Ways and Means subtracted that money because the governor has demanded tax cuts in return for letting the Legislature raise the gas tax to fix our roads. But it’s hard to imagine that there’s going to be any need to pay that ransom, as the idea of raising the gas tax is moving about as fast as rush-hour traffic through Malfunction Junction. Check that: Most drivers do eventually make it home; the gas tax, not so much.

There is no logical reason to pair tax cuts with a road-repairing gas tax increase, but the governor has a veto pen, so she gets to make unreasonable demands as long as the Legislature can’t override her veto. But without that accompanying gas tax hike, there is simply no way to justify yet another tax cut — in a state that the anti-tax Tax Foundation says has the nation’s 42nd-lowest state and local tax burden.

Of course, there’s no justification for operating 46 separate election commissions, rather than one State Election Commission that directs local offices to register voters and turn on the voting machines.

But as long as the Legislature insists on having 46 separate election commissions, it needs to fund them. Entirely — which doesn’t happen even when it fully funds the local government fund.

As long as the Legislature refuses to fund its election commissions, it needs to let county councils appoint the commissioners and control how their money is spent — like they do with their zoning, public works and other departments.

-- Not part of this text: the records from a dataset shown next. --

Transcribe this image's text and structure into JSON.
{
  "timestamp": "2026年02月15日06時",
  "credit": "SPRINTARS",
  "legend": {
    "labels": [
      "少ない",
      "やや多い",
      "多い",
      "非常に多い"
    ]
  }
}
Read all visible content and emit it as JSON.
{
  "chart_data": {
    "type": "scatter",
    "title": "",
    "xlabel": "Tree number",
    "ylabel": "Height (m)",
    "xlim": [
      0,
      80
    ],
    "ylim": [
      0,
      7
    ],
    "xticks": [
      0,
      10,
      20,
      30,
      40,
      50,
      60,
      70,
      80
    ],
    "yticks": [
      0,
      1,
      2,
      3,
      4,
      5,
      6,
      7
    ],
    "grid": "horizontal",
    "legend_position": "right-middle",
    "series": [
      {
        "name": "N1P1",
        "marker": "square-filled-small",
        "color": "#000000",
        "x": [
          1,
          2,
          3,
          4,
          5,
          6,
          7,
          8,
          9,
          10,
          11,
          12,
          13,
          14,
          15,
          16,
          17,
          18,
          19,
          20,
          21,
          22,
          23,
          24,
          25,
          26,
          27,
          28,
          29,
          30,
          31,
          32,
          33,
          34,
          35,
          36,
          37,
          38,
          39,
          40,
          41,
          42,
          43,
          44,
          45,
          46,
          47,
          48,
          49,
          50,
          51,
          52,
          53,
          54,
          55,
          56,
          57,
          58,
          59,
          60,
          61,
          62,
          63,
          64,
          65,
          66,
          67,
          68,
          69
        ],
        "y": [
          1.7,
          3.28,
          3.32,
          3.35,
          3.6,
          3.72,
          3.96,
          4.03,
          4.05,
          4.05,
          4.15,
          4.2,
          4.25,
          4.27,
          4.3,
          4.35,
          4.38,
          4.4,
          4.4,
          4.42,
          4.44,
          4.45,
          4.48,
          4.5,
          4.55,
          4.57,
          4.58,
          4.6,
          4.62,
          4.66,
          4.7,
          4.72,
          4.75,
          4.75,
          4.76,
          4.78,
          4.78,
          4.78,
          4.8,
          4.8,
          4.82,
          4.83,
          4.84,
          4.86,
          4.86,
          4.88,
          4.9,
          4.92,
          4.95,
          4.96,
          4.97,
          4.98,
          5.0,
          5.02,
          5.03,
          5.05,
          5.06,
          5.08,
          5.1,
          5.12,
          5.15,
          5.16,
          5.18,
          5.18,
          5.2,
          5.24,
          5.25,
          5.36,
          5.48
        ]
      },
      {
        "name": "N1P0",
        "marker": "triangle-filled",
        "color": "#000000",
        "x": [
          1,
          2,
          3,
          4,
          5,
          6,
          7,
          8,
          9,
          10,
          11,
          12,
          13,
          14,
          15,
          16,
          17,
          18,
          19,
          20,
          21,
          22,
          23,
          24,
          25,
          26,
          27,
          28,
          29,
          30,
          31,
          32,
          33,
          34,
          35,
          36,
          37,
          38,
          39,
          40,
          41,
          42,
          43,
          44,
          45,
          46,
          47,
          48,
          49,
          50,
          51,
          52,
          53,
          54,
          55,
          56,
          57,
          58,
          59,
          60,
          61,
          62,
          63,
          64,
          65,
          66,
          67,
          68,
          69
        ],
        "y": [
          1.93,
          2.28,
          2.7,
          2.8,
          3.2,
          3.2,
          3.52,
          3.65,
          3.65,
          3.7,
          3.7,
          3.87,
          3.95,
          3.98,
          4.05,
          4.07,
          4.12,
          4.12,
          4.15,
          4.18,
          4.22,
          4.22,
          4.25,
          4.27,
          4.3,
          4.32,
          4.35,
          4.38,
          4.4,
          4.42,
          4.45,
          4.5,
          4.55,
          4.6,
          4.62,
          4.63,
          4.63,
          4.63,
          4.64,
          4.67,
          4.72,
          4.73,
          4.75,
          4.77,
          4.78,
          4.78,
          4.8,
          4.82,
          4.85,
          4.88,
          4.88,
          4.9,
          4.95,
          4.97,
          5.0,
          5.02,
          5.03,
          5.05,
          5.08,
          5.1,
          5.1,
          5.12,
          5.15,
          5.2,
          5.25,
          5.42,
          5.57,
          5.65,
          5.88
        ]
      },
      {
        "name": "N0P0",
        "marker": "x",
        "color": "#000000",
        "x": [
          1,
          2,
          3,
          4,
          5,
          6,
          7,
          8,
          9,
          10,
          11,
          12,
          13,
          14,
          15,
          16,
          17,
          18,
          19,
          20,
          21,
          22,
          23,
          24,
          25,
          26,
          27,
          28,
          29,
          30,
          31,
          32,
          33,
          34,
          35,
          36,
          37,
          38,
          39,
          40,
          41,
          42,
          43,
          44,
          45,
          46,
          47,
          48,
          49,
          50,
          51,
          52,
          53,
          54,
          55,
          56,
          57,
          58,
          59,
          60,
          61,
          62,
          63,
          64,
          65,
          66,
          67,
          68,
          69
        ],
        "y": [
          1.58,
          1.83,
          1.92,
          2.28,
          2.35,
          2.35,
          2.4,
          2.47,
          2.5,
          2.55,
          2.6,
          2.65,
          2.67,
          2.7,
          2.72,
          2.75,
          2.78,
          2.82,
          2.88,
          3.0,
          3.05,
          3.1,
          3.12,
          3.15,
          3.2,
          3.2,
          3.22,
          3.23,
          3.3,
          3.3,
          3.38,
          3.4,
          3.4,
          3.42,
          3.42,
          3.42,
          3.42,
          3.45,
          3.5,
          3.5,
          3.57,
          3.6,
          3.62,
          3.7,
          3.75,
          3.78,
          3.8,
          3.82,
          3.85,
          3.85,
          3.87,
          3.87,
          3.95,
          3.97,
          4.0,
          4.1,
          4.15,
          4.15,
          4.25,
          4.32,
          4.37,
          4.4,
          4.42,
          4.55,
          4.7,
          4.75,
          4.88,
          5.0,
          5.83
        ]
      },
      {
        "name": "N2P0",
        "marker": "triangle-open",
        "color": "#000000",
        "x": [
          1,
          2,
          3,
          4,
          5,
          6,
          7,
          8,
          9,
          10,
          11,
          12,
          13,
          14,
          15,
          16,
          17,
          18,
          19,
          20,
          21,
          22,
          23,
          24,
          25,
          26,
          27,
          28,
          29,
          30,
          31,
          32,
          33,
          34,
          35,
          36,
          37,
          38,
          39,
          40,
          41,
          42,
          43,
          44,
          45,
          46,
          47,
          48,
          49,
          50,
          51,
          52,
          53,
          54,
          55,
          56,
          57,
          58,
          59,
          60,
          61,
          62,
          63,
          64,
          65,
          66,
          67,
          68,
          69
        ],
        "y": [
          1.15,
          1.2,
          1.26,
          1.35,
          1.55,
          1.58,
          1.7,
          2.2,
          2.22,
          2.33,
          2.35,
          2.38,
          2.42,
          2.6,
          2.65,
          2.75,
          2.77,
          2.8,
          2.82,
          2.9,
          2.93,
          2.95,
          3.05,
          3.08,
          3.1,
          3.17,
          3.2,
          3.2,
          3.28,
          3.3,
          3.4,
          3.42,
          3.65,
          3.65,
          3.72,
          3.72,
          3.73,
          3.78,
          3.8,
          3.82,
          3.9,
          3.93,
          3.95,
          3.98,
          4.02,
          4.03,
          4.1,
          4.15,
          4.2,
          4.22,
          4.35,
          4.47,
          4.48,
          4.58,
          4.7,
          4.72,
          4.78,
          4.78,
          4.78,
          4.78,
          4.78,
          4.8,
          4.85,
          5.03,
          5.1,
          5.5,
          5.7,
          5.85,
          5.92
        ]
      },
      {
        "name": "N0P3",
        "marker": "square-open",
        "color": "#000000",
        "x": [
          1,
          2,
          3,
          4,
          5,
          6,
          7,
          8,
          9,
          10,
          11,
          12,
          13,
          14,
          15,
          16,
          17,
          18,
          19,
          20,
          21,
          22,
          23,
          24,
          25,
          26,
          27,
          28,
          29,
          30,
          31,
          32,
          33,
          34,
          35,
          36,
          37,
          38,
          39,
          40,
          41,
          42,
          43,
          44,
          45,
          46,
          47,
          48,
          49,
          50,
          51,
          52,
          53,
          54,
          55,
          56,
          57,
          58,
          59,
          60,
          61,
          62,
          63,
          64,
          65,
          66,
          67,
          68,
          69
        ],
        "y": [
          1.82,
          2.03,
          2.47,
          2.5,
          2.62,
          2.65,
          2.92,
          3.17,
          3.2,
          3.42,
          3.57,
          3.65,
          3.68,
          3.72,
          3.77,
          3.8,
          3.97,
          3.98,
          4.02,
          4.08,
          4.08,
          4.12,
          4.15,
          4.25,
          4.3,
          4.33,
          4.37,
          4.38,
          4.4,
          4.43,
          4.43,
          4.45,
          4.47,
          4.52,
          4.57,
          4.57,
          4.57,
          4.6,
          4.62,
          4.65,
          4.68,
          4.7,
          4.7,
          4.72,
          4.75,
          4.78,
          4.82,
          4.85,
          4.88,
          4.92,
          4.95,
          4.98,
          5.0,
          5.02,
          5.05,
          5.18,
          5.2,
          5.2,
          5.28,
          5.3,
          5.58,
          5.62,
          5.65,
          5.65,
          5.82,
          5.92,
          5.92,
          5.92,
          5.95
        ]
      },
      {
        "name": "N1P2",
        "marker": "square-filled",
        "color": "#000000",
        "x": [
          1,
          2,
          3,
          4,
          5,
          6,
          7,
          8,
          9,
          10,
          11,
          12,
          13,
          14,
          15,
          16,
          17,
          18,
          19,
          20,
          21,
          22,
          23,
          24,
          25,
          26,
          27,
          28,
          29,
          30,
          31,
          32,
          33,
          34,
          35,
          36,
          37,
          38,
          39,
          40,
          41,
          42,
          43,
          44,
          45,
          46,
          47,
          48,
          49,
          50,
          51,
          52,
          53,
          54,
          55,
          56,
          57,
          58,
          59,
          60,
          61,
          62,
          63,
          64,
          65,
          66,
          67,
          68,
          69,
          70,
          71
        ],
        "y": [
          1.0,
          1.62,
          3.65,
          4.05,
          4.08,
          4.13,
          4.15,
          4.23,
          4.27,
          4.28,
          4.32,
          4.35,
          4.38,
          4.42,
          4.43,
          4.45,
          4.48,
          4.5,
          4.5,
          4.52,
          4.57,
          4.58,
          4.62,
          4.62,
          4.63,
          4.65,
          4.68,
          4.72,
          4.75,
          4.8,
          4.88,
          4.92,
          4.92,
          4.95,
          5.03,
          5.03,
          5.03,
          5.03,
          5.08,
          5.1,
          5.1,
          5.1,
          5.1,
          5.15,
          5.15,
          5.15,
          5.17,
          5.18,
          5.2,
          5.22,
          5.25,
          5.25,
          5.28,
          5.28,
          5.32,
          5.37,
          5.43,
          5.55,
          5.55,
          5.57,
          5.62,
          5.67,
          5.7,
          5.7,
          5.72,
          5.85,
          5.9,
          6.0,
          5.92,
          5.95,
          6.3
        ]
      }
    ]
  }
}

Mr. Selph, in his plea to the Richland County Council, suggested that he needed his budget doubled in order to avoid a repeat of the debacle of 2012, when the legislators’ previous hand-picked election director ignored warnings and failed to deploy all of the county’s voting machines and failed to make sure the ones she did deploy were actually working, leaving some voters standing in line for two, four, six, eight hours — and causing untold others to give up without voting.

The argument is strained at best. That nightmare was the result of incompetence, not underfunding. The way you fix incompetence is not with more money; it’s with competence.

Maybe we have that now; I don’t know. Unfortunately, neither does the County Council. And it never will know as long as it has no control over that office.